Ante todo tenemos su primer gran discurso, llamado Sermón de la Montaña, en el que nos expuso en sustancia toda su doctrina. Como también en su discurso de despedida después de la Cena, la confianza y el abandono ocupan una amplia parte. Estas palabras encantadoras, que siguen siendo igual de actuales en nuestros días, no envejecen nunca:
«No andéis preocupados por vuestra vida, [preguntándoos] qué comeréis, ni por vuestro cuerpo, [preguntándoos] con qué os vestiréis…
Mirad las aves del cielo: no siembran, ni cosechan, ni recogen en graneros; y vuestro Padre celestial las alimenta. ¿No valéis vosotros más que ellas?…

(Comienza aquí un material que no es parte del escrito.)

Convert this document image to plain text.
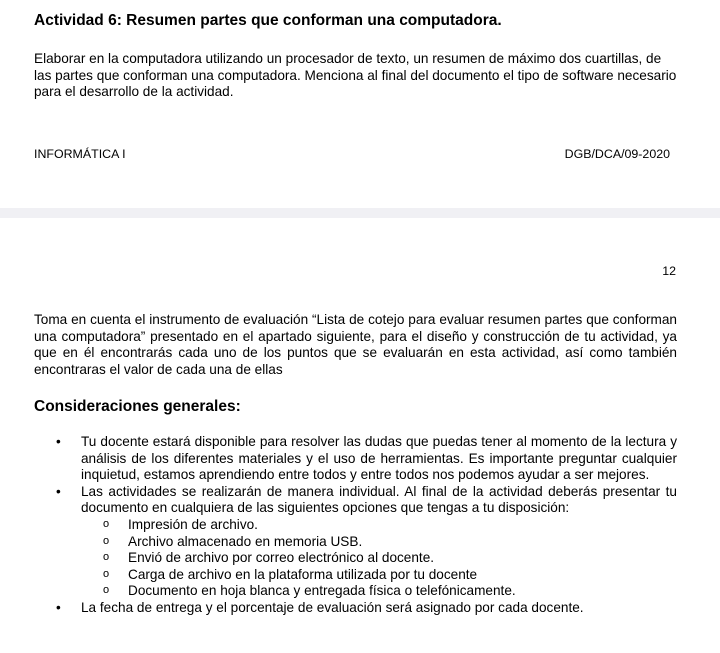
Actividad 6: Resumen partes que conforman una computadora.
Elaborar en la computadora utilizando un procesador de texto, un resumen de máximo dos cuartillas, de las partes que conforman una computadora. Menciona al final del documento el tipo de software necesario para el desarrollo de la actividad.
INFORMÁTICA I	DGB/DCA/09-2020
12
Toma en cuenta el instrumento de evaluación “Lista de cotejo para evaluar resumen partes que conforman una computadora” presentado en el apartado siguiente, para el diseño y construcción de tu actividad, ya que en él encontrarás cada uno de los puntos que se evaluarán en esta actividad, así como también encontraras el valor de cada una de ellas
Consideraciones generales:
• Tu docente estará disponible para resolver las dudas que puedas tener al momento de la lectura y análisis de los diferentes materiales y el uso de herramientas. Es importante preguntar cualquier inquietud, estamos aprendiendo entre todos y entre todos nos podemos ayudar a ser mejores.
• Las actividades se realizarán de manera individual. Al final de la actividad deberás presentar tu documento en cualquiera de las siguientes opciones que tengas a tu disposición:
o Impresión de archivo.
o Archivo almacenado en memoria USB.
o Envió de archivo por correo electrónico al docente.
o Carga de archivo en la plataforma utilizada por tu docente
o Documento en hoja blanca y entregada física o telefónicamente.
• La fecha de entrega y el porcentaje de evaluación será asignado por cada docente.
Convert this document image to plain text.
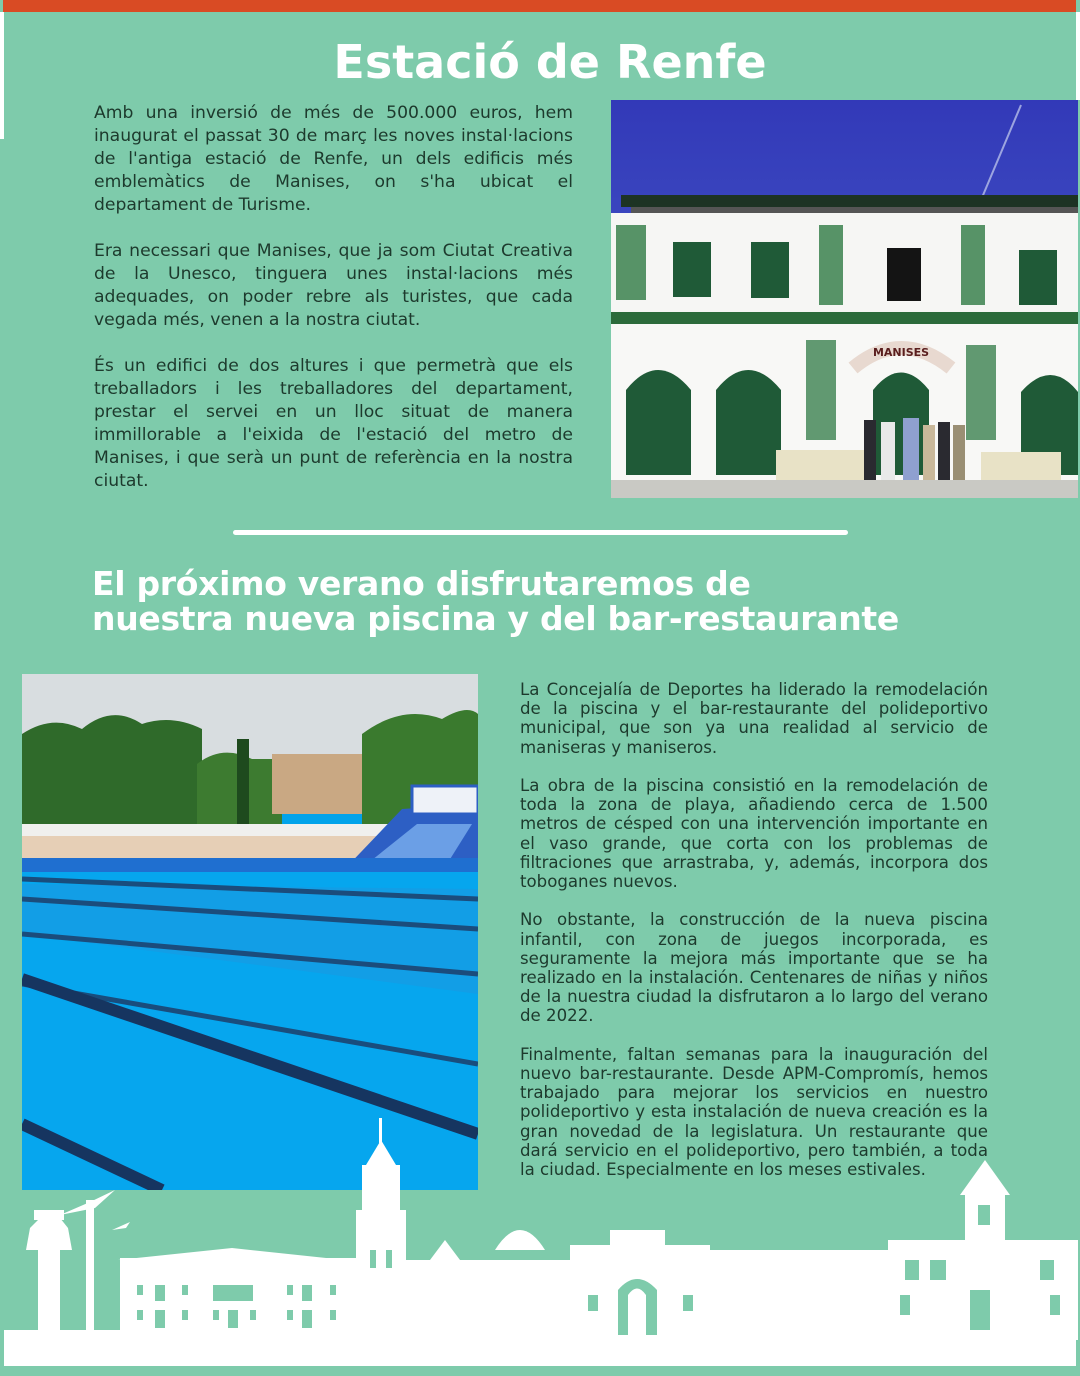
Estació de Renfe

Amb una inversió de més de 500.000 euros, hem inaugurat el passat 30 de març les noves instal·lacions de l'antiga estació de Renfe, un dels edificis més emblemàtics de Manises, on s'ha ubicat el departament de Turisme.

Era necessari que Manises, que ja som Ciutat Creativa de la Unesco, tinguera unes instal·lacions més adequades, on poder rebre als turistes, que cada vegada més, venen a la nostra ciutat.

És un edifici de dos altures i que permetrà que els treballadors i les treballadores del departament, prestar el servei en un lloc situat de manera immillorable a l'eixida de l'estació del metro de Manises, i que serà un punt de referència en la nostra ciutat.

MANISES
El próximo verano disfrutaremos de
nuestra nueva piscina y del bar-restaurante

La Concejalía de Deportes ha liderado la remodelación de la piscina y el bar-restaurante del polideportivo municipal, que son ya una realidad al servicio de maniseras y maniseros.

La obra de la piscina consistió en la remodelación de toda la zona de playa, añadiendo cerca de 1.500 metros de césped con una intervención importante en el vaso grande, que corta con los problemas de filtraciones que arrastraba, y, además, incorpora dos toboganes nuevos.

No obstante, la construcción de la nueva piscina infantil, con zona de juegos incorporada, es seguramente la mejora más importante que se ha realizado en la instalación. Centenares de niñas y niños de la nuestra ciudad la disfrutaron a lo largo del verano de 2022.

Finalmente, faltan semanas para la inauguración del nuevo bar-restaurante. Desde APM-Compromís, hemos trabajado para mejorar los servicios en nuestro polideportivo y esta instalación de nueva creación es la gran novedad de la legislatura. Un restaurante que dará servicio en el polideportivo, pero también, a toda la ciudad. Especialmente en los meses estivales.
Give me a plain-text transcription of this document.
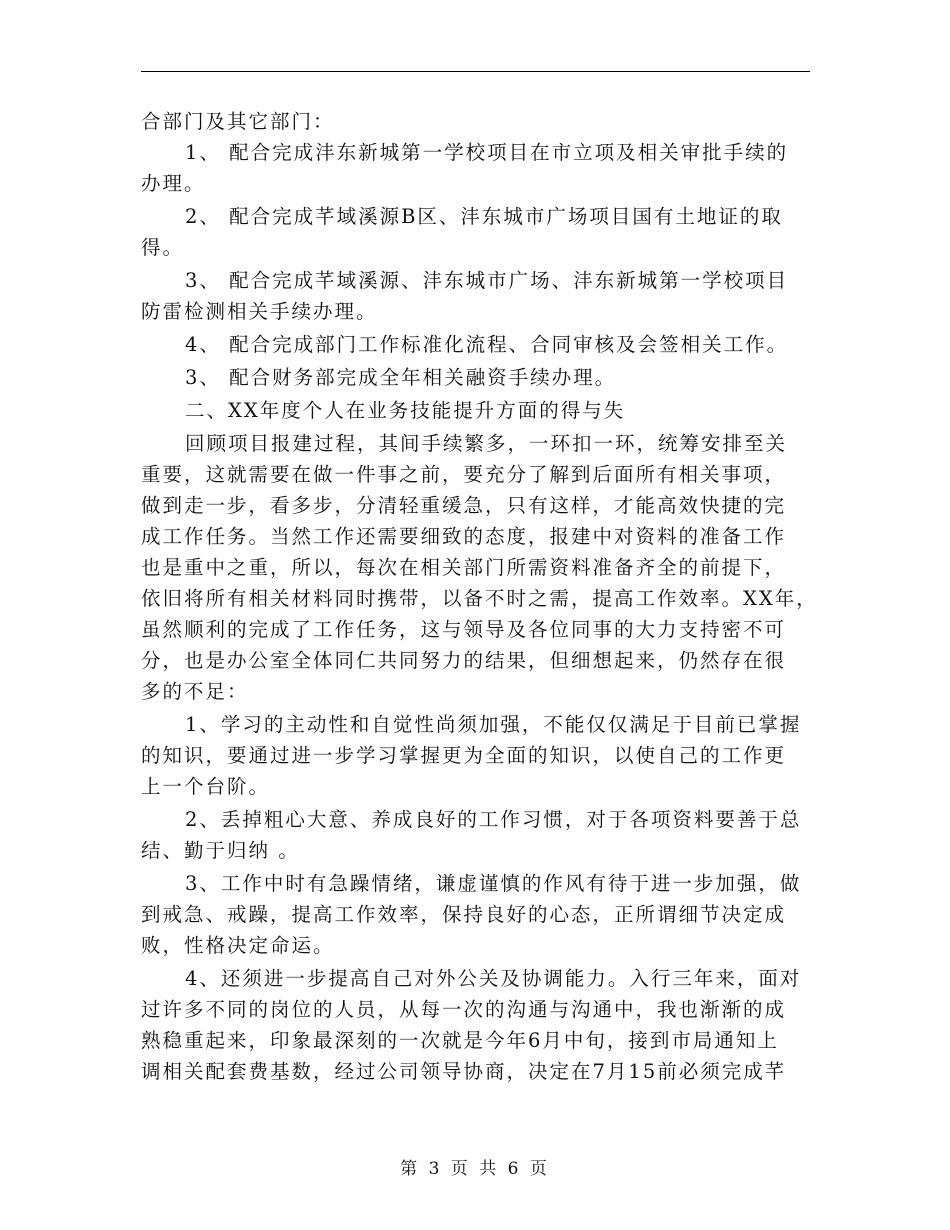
合部门及其它部门：

1、 配合完成沣东新城第一学校项目在市立项及相关审批手续的

办理。

2、 配合完成芊域溪源B区、沣东城市广场项目国有土地证的取

得。

3、 配合完成芊域溪源、沣东城市广场、沣东新城第一学校项目

防雷检测相关手续办理。

4、 配合完成部门工作标准化流程、合同审核及会签相关工作。

3、 配合财务部完成全年相关融资手续办理。

二、XX年度个人在业务技能提升方面的得与失

回顾项目报建过程，其间手续繁多，一环扣一环，统筹安排至关

重要，这就需要在做一件事之前，要充分了解到后面所有相关事项，

做到走一步，看多步，分清轻重缓急，只有这样，才能高效快捷的完

成工作任务。当然工作还需要细致的态度，报建中对资料的准备工作

也是重中之重，所以，每次在相关部门所需资料准备齐全的前提下，

依旧将所有相关材料同时携带，以备不时之需，提高工作效率。XX年，

虽然顺利的完成了工作任务，这与领导及各位同事的大力支持密不可

分，也是办公室全体同仁共同努力的结果，但细想起来，仍然存在很

多的不足：

1、学习的主动性和自觉性尚须加强，不能仅仅满足于目前已掌握

的知识，要通过进一步学习掌握更为全面的知识，以使自己的工作更

上一个台阶。

2、丢掉粗心大意、养成良好的工作习惯，对于各项资料要善于总

结、勤于归纳 。

3、工作中时有急躁情绪，谦虚谨慎的作风有待于进一步加强，做

到戒急、戒躁，提高工作效率，保持良好的心态，正所谓细节决定成

败，性格决定命运。

4、还须进一步提高自己对外公关及协调能力。入行三年来，面对

过许多不同的岗位的人员，从每一次的沟通与沟通中，我也渐渐的成

熟稳重起来，印象最深刻的一次就是今年6月中旬，接到市局通知上

调相关配套费基数，经过公司领导协商，决定在7月15前必须完成芊

第 3 页 共 6 页
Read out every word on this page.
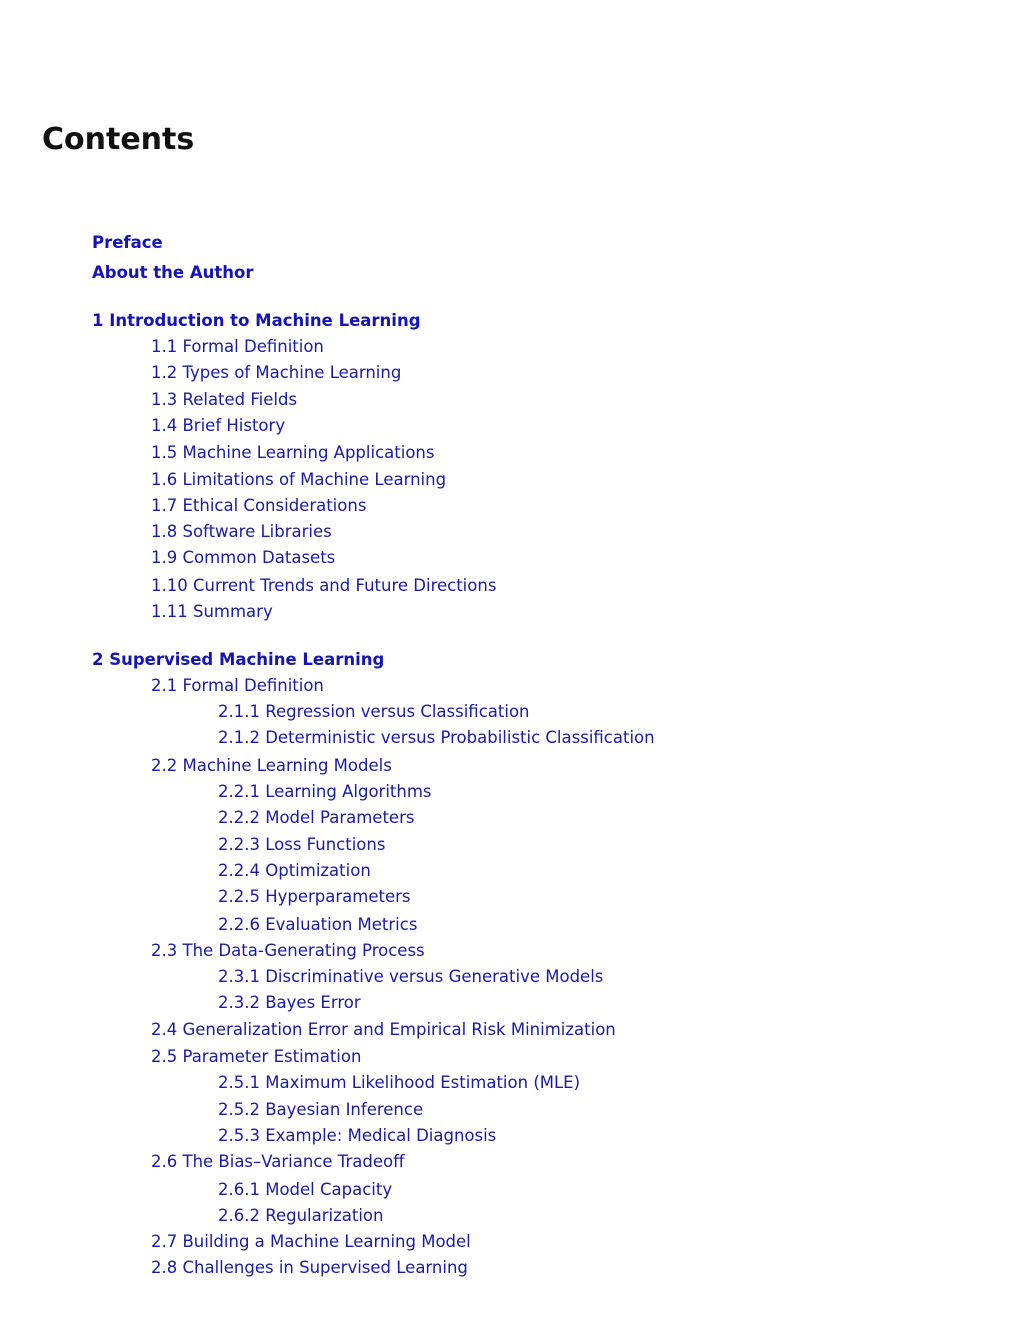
Contents
Preface
About the Author
1 Introduction to Machine Learning
1.1 Formal Definition
1.2 Types of Machine Learning
1.3 Related Fields
1.4 Brief History
1.5 Machine Learning Applications
1.6 Limitations of Machine Learning
1.7 Ethical Considerations
1.8 Software Libraries
1.9 Common Datasets
1.10 Current Trends and Future Directions
1.11 Summary
2 Supervised Machine Learning
2.1 Formal Definition
2.1.1 Regression versus Classification
2.1.2 Deterministic versus Probabilistic Classification
2.2 Machine Learning Models
2.2.1 Learning Algorithms
2.2.2 Model Parameters
2.2.3 Loss Functions
2.2.4 Optimization
2.2.5 Hyperparameters
2.2.6 Evaluation Metrics
2.3 The Data-Generating Process
2.3.1 Discriminative versus Generative Models
2.3.2 Bayes Error
2.4 Generalization Error and Empirical Risk Minimization
2.5 Parameter Estimation
2.5.1 Maximum Likelihood Estimation (MLE)
2.5.2 Bayesian Inference
2.5.3 Example: Medical Diagnosis
2.6 The Bias–Variance Tradeoff
2.6.1 Model Capacity
2.6.2 Regularization
2.7 Building a Machine Learning Model
2.8 Challenges in Supervised Learning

Y del vestido, ¿por qué preocuparos? Observad los lirios del campo, [y ved] cómo crecen; no se fatigan, ni hilan. Pero yo os digo que ni Salomón, en toda su gloria, se vistió como uno de ellos. Pues si a la hierba del campo, que hoy es y mañana se echa al horno, Dios así la viste, ¿no lo hará mucho más con vosotros, hombres de poca fe?
No andéis, pues, preocupados diciendo: ¿Qué vamos a comer?, ¿qué vamos a beber?, ¿con qué vamos a vestirnos? Que… ya sabe vuestro Padre celestial que tenéis necesidad de todo eso… Buscad primero su Reino y su justicia, y todas esas cosas se os darán por añadidura.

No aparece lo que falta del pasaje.